Woollard: Well, I think that's an interesting thing because I've been talking to different people about that. Because there's industrial, which is the larger umbrella term, but then you've got manufacturing, you've got logistics, and it's really logistics that's moving. I feel like when we talk about industrial, we are talking about e-commerce, logistics, mobile commerce, all of that, rather than just what we used to think up as industrial.

Frankel: You got to figure every time they build a new property for Amazon (AMZN -1.65%), it's adding five million square feet to the total. I don't know if you've seen one of those buildings, they're the size of seven football fields.

Woollard: They're huge. My mother lives near Port St. Lucie, Florida, and they're going leaps and bounds there. Amazon is going to build, I think it's 100 new industrial facilities.
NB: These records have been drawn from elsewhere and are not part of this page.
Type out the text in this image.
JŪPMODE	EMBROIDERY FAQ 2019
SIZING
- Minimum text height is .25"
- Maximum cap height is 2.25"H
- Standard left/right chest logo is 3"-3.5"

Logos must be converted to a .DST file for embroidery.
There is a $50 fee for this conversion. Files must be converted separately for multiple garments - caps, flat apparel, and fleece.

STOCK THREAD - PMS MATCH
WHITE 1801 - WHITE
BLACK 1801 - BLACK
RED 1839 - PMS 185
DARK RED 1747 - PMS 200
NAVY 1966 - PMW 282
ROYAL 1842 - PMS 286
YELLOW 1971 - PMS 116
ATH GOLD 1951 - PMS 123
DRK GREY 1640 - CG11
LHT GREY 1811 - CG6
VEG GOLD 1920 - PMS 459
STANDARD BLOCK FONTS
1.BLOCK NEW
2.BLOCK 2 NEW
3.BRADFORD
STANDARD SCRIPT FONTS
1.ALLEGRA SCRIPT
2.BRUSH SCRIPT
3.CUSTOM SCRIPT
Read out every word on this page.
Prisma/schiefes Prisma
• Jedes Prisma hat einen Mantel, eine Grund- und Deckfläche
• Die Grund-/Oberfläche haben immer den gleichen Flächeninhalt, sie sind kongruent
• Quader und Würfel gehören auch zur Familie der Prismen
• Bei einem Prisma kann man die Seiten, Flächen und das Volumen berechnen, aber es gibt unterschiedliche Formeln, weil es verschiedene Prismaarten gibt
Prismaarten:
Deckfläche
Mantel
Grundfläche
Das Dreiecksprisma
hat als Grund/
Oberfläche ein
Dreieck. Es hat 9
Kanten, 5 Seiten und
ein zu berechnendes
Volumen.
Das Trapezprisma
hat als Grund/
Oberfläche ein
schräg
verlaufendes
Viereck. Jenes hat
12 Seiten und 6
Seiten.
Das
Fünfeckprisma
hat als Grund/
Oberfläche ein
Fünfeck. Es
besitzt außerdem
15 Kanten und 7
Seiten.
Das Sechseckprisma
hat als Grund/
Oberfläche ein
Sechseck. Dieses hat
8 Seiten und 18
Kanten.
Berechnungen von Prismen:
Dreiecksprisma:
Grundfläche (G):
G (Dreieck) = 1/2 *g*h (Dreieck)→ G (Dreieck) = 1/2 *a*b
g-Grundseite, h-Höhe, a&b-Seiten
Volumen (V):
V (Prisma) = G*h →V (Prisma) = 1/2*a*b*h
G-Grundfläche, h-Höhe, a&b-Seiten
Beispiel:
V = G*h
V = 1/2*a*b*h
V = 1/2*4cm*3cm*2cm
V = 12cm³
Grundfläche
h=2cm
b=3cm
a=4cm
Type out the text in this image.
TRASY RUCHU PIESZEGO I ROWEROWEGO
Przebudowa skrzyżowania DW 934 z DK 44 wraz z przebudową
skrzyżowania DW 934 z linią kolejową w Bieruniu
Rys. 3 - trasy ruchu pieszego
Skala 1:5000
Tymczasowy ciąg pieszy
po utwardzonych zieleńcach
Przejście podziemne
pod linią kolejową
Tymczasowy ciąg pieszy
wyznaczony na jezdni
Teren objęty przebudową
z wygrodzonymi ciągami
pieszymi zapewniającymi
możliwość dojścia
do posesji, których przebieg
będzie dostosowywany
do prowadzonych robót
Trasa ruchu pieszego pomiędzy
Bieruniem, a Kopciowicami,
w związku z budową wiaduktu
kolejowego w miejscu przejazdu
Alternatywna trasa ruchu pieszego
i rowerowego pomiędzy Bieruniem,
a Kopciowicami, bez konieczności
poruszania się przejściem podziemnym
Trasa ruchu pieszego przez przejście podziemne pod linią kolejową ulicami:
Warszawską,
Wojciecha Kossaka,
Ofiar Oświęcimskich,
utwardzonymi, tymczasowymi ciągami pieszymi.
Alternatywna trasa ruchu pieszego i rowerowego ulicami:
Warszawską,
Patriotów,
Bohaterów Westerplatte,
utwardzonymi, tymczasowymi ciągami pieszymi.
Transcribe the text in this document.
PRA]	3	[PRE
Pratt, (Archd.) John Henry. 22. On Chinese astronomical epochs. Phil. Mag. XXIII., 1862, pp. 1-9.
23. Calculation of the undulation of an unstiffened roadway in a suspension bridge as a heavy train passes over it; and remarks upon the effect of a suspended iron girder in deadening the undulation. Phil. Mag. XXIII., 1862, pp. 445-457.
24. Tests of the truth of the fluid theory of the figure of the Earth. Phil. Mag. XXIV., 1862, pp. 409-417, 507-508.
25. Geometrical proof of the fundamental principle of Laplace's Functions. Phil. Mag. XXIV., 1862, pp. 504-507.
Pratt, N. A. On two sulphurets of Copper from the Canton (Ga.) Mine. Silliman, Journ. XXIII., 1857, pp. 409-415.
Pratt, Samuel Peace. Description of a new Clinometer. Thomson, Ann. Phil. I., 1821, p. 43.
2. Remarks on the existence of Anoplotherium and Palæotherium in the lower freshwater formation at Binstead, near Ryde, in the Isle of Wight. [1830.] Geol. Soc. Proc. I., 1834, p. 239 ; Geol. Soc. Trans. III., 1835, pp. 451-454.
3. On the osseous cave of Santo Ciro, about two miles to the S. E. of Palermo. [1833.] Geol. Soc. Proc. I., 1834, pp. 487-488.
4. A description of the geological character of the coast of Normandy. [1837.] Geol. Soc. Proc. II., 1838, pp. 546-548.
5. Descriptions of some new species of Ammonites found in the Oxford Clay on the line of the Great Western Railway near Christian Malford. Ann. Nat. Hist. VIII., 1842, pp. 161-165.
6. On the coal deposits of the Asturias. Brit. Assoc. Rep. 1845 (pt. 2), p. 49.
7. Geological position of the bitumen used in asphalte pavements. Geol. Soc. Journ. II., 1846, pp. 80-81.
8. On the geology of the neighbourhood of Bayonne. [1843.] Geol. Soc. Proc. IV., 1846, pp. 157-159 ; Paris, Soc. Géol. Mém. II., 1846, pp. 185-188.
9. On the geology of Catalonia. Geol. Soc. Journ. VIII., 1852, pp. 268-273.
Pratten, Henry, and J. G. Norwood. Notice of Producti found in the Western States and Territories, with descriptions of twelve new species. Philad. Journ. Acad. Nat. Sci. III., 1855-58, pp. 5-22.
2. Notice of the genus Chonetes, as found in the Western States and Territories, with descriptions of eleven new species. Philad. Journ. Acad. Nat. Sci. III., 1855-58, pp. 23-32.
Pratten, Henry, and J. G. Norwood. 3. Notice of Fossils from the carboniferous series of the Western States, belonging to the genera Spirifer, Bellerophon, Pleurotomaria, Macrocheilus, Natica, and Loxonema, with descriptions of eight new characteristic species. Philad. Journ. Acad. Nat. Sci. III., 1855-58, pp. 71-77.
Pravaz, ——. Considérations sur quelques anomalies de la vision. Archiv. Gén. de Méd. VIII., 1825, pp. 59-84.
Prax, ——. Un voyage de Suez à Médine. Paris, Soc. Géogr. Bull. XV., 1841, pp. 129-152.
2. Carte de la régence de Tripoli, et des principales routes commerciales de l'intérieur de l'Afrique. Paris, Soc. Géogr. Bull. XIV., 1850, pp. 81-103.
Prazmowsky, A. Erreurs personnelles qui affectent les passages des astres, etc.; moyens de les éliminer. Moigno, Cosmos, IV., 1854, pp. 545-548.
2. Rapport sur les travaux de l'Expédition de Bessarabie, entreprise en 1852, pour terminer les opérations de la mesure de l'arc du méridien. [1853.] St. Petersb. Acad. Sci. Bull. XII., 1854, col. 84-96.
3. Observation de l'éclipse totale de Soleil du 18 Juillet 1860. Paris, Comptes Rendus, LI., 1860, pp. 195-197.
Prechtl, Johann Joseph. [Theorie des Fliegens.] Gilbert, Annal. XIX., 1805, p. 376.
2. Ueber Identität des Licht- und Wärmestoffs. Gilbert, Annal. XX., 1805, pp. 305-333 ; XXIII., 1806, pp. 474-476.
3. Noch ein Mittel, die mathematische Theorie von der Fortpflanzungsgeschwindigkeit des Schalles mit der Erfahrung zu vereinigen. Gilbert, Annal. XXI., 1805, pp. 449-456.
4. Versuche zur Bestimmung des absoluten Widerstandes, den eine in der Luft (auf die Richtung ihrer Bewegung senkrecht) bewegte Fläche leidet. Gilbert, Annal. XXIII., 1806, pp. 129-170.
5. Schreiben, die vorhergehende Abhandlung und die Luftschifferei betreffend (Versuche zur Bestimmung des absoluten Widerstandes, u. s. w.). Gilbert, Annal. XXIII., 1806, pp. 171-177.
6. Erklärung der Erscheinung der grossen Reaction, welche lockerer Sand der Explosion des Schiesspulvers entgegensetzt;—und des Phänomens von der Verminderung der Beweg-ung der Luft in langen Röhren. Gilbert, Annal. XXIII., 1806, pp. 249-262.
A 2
They're trying to get them done before the holidays. Part of that is just the supply chain thing is just messing everyone up. I don't know the latest total of how many ships there are up the port of Long Beach, but it was over 50 for a while.

Nobody can find their shipping container, and so the shipping containers are suddenly very, very valuable because they're all sitting on ships and they can't be unloaded, so they can't be reused. Part of the ways that companies are trying to solve this industrial problem is that they want to have more places to have stuff near them just that they don't have to be waiting on something to arrive from another country and sit there on a port for months.

Frankel: If you look at the other three categories from the chart, I can make a solid case that all of them had a lot of an overbuilding going on before the pandemic.

Woollard: Good point. Yeah.

Frankel: That's not the case in industrial. Look at where the industrial bars were in 2019, 2020, they were lower than office and multi-family in terms of how much percentage you are adding to this total square footage. Office was definitely being a little bit overbuilt, which is why you were starting to see office head toward before the pandemic.

Everyone likes to remind me how Empire State (ESRT -2.56%) was one of our worst performing stocks before COVID hit. There was a reason for that, it's because the office market, especially in cities, was facing these oversupply headwinds a little bit before the pandemic.